Die Arbeit geht der Frage nach, welchen Einfluss die schriftliche Aufzeichnung geltenden und neuen Rechts im Rahmen der Zwölftafelgesetzgebung um 450 v. Chr. im archaischen Rom auf Rechtskultur und Rechtsentwicklung in Rom hatte. Die XII Tafeln werden dabei zunächst in ihrem historischen Kontext erklärt und in die Verschriftlichungsentwicklungen der weiteren griechischen Kultursphäre im 5. Jahrhundert v. Chr. eingeordnet. Zugleich werden die Unterschiede zwischen der Kodifikation in Rom und in den griechischen poleis herausgearbeitet. Abschließend betrachtet die Arbeit die Auswirkungen dieser Verhältnisse auf die spätere römische Rechtsentwicklung und unternimmt eine kurze Charakterisierung derselben vor dem Hintergrund der XII Tafeln.
Inhaltsverzeichnis
I. Einführung
II. Die XII Tafeln
1. Entstehungs- und Gebrauchsgeschichte
2. Überlieferung und Quellenlage
3. Inhalte der XII Tafeln
III. Verschriftlichung von Normen in der griechischen Einflusssphäre des 6. und 5. Jahrhundert v. Chr.

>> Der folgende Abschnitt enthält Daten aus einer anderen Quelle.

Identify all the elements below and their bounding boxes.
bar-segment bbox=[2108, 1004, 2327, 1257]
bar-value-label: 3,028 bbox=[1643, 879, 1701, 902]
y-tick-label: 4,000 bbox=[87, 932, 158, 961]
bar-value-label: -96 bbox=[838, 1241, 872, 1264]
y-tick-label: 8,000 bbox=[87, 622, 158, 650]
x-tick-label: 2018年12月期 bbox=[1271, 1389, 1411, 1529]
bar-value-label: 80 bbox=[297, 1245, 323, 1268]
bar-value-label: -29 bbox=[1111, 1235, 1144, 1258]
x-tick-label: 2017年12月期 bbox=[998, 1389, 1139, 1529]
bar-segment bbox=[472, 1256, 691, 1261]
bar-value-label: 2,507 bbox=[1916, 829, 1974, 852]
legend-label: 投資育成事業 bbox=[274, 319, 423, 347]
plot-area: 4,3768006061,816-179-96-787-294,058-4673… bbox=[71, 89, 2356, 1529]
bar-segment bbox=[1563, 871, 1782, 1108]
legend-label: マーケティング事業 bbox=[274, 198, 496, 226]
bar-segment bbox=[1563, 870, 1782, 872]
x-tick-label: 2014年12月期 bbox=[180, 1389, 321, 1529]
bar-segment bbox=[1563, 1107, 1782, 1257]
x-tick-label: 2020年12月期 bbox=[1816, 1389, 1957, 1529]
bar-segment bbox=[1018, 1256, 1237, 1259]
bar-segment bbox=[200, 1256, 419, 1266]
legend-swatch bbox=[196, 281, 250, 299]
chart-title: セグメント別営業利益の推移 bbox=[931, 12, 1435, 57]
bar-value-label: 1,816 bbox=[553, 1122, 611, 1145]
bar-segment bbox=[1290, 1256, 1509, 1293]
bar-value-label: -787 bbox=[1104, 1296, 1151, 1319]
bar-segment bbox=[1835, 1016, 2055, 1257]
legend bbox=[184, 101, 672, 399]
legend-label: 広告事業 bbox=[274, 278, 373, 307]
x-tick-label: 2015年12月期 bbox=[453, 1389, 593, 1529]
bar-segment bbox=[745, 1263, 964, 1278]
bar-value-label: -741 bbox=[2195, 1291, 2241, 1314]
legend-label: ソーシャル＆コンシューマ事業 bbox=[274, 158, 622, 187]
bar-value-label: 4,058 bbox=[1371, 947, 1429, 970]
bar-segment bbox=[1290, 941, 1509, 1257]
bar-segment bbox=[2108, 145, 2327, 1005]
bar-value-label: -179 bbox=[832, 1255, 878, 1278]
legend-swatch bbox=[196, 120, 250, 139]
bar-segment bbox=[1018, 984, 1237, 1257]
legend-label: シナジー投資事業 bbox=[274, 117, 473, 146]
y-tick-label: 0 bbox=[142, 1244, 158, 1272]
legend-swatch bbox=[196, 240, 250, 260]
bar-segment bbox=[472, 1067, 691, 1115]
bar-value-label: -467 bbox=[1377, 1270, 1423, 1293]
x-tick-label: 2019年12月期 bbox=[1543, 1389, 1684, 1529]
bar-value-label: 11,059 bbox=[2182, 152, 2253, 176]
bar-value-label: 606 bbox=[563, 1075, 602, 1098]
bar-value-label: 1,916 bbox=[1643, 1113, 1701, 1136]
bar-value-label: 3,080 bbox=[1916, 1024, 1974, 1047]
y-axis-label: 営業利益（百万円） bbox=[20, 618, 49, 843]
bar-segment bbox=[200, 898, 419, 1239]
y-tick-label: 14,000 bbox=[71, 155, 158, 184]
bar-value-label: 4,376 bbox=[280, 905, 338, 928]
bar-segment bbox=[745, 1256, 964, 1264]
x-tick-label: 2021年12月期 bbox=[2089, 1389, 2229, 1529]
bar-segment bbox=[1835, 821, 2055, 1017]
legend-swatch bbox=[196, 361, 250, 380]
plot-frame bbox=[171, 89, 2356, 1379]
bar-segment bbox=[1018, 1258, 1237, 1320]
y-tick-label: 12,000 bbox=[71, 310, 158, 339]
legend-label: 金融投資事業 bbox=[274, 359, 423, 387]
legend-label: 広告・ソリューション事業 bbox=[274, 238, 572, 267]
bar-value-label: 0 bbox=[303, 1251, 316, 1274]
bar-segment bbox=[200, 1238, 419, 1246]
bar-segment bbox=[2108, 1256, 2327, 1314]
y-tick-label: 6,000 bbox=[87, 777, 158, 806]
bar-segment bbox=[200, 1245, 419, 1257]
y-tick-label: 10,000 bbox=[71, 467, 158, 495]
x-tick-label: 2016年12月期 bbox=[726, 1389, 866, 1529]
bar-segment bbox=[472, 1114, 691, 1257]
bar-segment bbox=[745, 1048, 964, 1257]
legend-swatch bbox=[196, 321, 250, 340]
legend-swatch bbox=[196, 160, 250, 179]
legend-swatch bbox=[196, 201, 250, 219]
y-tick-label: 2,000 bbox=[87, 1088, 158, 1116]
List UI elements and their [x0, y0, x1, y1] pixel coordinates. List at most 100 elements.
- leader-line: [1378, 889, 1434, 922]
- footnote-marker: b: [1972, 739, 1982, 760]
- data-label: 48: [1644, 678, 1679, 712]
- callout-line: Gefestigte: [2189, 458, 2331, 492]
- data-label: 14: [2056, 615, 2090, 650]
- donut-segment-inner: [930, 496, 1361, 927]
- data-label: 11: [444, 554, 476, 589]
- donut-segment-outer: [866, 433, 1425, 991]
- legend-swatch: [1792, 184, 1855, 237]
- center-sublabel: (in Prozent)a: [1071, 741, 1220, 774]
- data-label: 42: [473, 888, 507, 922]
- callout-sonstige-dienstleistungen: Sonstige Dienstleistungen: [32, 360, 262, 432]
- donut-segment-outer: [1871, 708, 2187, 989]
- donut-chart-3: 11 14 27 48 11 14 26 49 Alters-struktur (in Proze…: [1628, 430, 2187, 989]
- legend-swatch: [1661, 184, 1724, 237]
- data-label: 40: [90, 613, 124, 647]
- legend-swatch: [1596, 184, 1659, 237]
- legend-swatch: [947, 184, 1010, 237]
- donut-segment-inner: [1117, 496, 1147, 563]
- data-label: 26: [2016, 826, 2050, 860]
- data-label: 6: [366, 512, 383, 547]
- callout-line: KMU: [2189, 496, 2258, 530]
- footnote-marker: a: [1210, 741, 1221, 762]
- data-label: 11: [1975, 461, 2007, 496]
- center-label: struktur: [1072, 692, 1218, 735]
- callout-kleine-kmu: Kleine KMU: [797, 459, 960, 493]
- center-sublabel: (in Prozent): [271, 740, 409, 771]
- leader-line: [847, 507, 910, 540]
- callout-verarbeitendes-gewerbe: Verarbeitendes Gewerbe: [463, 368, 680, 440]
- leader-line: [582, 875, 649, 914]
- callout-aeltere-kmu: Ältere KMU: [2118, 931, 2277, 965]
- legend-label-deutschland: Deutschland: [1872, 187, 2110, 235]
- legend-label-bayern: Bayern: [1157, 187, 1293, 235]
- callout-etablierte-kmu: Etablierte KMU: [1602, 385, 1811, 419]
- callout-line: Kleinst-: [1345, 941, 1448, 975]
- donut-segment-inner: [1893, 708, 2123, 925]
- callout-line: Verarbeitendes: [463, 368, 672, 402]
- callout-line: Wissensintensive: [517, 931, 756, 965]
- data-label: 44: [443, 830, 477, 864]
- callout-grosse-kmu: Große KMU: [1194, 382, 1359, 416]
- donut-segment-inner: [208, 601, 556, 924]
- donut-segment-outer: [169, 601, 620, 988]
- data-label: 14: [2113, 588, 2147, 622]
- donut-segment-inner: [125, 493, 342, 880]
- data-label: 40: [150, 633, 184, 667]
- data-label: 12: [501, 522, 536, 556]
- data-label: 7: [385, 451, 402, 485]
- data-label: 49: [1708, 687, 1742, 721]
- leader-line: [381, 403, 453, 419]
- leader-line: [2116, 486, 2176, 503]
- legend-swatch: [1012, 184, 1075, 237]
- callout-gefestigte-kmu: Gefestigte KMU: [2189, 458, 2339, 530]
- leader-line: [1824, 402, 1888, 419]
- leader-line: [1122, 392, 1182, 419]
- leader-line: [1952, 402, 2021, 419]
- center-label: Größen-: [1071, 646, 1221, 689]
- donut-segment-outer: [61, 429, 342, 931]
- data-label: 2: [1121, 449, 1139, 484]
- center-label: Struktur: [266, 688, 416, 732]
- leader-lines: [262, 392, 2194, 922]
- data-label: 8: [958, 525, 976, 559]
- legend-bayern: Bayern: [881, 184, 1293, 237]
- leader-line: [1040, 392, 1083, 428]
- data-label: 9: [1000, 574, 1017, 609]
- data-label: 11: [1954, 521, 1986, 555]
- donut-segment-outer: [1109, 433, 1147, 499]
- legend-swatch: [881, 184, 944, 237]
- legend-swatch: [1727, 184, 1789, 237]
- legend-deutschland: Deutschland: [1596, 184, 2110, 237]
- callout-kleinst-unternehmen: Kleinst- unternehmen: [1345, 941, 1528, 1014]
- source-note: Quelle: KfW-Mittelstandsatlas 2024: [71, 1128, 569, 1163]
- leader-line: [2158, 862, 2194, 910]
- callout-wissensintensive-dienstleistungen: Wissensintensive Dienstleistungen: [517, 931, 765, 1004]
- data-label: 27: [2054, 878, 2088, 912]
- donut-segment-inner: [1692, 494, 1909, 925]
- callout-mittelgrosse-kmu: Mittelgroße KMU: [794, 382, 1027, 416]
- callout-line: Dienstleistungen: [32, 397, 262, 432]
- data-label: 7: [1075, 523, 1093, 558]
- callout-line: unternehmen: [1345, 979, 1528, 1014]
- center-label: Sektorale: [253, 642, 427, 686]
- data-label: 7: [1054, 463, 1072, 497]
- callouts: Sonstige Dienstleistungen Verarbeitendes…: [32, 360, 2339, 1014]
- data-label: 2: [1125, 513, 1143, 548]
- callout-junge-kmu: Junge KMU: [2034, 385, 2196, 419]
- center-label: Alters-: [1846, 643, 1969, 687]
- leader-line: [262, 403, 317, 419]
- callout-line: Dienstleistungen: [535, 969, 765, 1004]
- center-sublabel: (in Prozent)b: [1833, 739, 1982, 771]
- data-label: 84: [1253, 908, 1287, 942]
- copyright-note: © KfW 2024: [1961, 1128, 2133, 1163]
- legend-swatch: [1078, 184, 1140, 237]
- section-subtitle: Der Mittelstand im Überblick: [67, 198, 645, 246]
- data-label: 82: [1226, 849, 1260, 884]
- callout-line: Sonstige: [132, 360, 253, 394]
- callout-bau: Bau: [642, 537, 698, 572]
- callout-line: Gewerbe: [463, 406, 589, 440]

1. Schriftlichkeit und Konfliktlösung vor der Verschriftlichung
2. Motive und Bedeutung der Verschriftlichung
3. Auswirkungen der Verschriftlichung
4. Besonderheiten der Verschriftlichung in Rom
IV. Bedeutung und Wirkungen der XII Tafeln für die Entwicklung der römischen Rechtskultur in vorklassischer Zeit
1. Schriftlichkeit in der römischen Rechtspraxis
2. Die Herausbildung des Römischen Rechts – vom nomos zum ius
V. Schluss
Zielsetzung & Themen
Die vorliegende Arbeit untersucht die Bedeutung des Zwölftafelgesetzes als primären Ausgangspunkt für die Schriftlichkeit im römischen Rechtswesen. Ziel ist es, die Rolle der Tafeln sowohl als Instrument zur Konfliktlösung innerhalb der römischen Ständegesellschaft zu analysieren als auch ihre Auswirkungen auf die langfristige Entwicklung der römischen Rechtskultur und Rechtsidee in der vorklassischen Zeit unter Berücksichtigung griechischer Vorbilder darzulegen.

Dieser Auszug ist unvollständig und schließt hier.